It's been nearly a month since Isaiah was taken Home. How are we doing? I don't really know.
Most of the time we're fine.
Physically:
I'm pretty much healed from the delivery. This helps a lot, I think, with the fits of anger I had the first two weeks after he left us. My appetite, after an initial decrease, is back to normal. Unfortunately, my hair, which has just started growing back from my post-Charlie-pardem hair loss, coming back in wild wings in awkward places, is now falling out again. This is very frustrating, not to mention disgusting. I can't pick Charlie up from the floor without then having to pluck obscene amounts of hair from between her toes and fingers...sigh.
I am still very tired. No one told Charlie that mommy's body is recovering from chaos, and filling to the brim with excess hormones, so she's being the busy 10 month old she is, and I'm doing my best to keep up on about 6 hours of sleep a night.
Emotionally:
Initially I had such a great perspective on this whole thing. The baby center we were in plays a little lullaby every time a baby was born, and as I labored to birth our stillborn son, I surprised myself with being happy for those mommy's who were marvelling over their new baby. I had expected to be bitter, but I was so glad that they were spared from my pain. I also surprised myself to discover that it's now that I'm bitter. I see pregnant women everywhere, and experience varying levels of jealousy, from slight (generally people I know) to extreme (strangers). I see people carrying newborns or playing with their baby boys and feel a lot of self pity. Why did this have to happen to us, is a common refrain in my mind.
I've learned the things that will set me off - some I can avoid (gazing at the baby boy clothes at H&M and thinking of what I would be buying had things gone differently), some I can't (pregnant women are every where. You can't dodge 'em.)
I often want to feel numb. I have a stack of cards and a dried rose from a flower arrangement waiting to find their place in the keepsake box from the hospital. Although the box is sitting in my line of vision most of the day, I dread opening it, and feeling the pain that, in a way, I've buried in it. As long as I don't open that box, see his tiny footprints, the notes from our nurses, the reminders of the son who went ahead of us, I can contain myself. I don't have to feel.

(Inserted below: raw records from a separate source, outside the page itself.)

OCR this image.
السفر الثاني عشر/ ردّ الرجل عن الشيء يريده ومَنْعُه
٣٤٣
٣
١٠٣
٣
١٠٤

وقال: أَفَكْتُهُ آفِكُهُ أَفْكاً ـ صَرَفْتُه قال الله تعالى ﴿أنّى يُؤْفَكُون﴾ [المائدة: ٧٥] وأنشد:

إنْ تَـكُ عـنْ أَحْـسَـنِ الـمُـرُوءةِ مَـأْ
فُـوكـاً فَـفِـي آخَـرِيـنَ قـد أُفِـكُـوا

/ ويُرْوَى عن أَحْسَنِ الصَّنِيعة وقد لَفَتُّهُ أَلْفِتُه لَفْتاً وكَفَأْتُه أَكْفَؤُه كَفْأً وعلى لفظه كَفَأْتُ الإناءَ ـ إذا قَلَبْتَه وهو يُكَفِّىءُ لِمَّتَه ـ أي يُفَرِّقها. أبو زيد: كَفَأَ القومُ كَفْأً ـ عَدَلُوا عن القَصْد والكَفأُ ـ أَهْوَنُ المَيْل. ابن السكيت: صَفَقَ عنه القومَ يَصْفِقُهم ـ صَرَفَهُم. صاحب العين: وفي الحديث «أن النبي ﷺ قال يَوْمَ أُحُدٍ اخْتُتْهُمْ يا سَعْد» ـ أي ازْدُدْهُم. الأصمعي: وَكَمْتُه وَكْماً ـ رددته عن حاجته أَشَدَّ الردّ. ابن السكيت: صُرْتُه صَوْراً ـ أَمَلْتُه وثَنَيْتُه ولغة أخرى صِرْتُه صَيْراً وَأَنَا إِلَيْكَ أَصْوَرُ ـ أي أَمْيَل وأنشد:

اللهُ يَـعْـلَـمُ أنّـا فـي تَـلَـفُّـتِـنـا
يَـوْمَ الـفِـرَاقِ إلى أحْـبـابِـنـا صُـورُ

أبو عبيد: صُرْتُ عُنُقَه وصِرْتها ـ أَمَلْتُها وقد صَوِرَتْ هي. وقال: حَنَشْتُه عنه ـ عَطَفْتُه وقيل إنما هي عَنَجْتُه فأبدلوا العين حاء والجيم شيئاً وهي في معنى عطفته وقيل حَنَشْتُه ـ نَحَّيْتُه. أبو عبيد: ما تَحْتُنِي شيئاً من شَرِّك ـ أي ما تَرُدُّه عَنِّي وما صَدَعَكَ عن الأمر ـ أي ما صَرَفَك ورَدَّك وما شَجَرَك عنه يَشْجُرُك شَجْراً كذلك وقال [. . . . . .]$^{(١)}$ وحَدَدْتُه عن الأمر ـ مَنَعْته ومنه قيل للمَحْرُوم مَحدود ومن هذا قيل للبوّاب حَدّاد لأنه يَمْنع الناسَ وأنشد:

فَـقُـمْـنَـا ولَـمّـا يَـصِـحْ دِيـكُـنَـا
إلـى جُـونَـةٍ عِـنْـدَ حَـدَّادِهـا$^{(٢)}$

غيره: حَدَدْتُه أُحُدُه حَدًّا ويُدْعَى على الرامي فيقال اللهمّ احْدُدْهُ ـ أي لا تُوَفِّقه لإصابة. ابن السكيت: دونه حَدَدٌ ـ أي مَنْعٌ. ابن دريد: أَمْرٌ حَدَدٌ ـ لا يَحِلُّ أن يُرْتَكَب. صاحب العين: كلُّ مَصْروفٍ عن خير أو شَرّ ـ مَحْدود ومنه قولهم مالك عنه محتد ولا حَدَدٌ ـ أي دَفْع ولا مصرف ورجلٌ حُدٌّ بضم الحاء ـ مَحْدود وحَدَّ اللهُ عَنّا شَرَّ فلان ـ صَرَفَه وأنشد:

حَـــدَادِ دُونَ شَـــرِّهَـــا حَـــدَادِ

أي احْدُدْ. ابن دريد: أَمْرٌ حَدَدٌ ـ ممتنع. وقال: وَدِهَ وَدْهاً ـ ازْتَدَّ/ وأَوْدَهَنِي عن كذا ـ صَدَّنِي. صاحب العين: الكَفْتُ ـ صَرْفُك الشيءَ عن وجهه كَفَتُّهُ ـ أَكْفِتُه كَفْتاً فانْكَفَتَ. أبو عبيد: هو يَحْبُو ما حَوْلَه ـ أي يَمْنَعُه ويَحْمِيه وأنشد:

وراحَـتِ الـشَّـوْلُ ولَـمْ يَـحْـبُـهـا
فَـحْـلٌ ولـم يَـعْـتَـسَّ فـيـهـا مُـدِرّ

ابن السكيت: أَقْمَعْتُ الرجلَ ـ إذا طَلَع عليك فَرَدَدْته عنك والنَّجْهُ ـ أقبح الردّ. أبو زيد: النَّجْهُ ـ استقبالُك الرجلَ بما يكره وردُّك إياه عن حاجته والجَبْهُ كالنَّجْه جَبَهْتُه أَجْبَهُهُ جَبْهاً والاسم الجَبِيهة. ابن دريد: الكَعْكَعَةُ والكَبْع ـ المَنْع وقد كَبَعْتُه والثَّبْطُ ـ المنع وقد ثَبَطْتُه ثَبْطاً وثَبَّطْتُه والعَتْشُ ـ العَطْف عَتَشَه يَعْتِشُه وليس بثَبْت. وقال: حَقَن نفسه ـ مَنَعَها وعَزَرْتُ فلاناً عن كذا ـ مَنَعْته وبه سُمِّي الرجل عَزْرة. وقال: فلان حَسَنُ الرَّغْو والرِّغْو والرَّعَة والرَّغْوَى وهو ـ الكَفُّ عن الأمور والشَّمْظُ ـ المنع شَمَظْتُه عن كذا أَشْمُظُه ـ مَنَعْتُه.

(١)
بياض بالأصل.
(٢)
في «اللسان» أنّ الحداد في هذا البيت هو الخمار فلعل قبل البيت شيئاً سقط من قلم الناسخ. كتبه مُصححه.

It's a really hard thing, grieving for someone who was such a large part of you, but whom you never knew. I don't really know how to do it. For 19 weeks he was growing in me, reminding me he was there first with cravings for salty foods, then spicy foods, then with the nudges that a mother can't get enough of. Then he was gone. In my arms for the briefest moment, then presented to me as ashes in a little wooden box. It's almost surreal. I told a friend recently that sometimes I feel like I'm recovering from a disease. I was hospitalized, sent home to recover, then sent a nice big bill as a reminder. There's no baby at my breast, no first smiles to wait eagerly for, just another bill to stress over.
Tim is experiencing this in an entirely different way. When he told his coworkers that we lost the baby, the reaction, for the most part was, "Oh yeah, I knew someone who had a miscarriage once. That sucks." and on they go with whatever work related thing they have.
To say "That sucks" to someone who actually held his dead child in his arms doesn't cut it. I watched my husband sob when the nurse sadly said, "A little baby boy," as she wrapped him up for us to hold. Tim clung to him, holding him longer than even I did, kissing his face, gazing at his hands, already missing the boy we'll never know. So, I'm beyond frustrated that his coworkers aren't more sympathetic, and even more so that some of them hold grudges over having to cover for him for those three days he took to be with me in the hospital and at home while we grieved.
Reading this through, it kinda sounds like we're a mess. Sometimes we (usually me) are. But day to day, we're doing really well. We have hope and faith that Isaiah is with Christ in Heaven, and that eases the blow of his loss immensely. It enables us to pull ourselves, or eachother, from despair. To seek strength in the Lord. To be better parents to Charlie, not taking her for granted. This post was written purely from my human response to my loss, but there's a lot more to it.
We have hope, and I'm going to tell you about it. Read on, friends.
We still pray for you guys every night. We are so sorry that this had to happen.
ReplyDeleteChristopher and Jamie
I can't even imagine what your family is going through, Erin, but it hurts my heart for you all that Tim is having to deal with people who aren't even trying to be sympathetic or understand. My prayers are still with you all.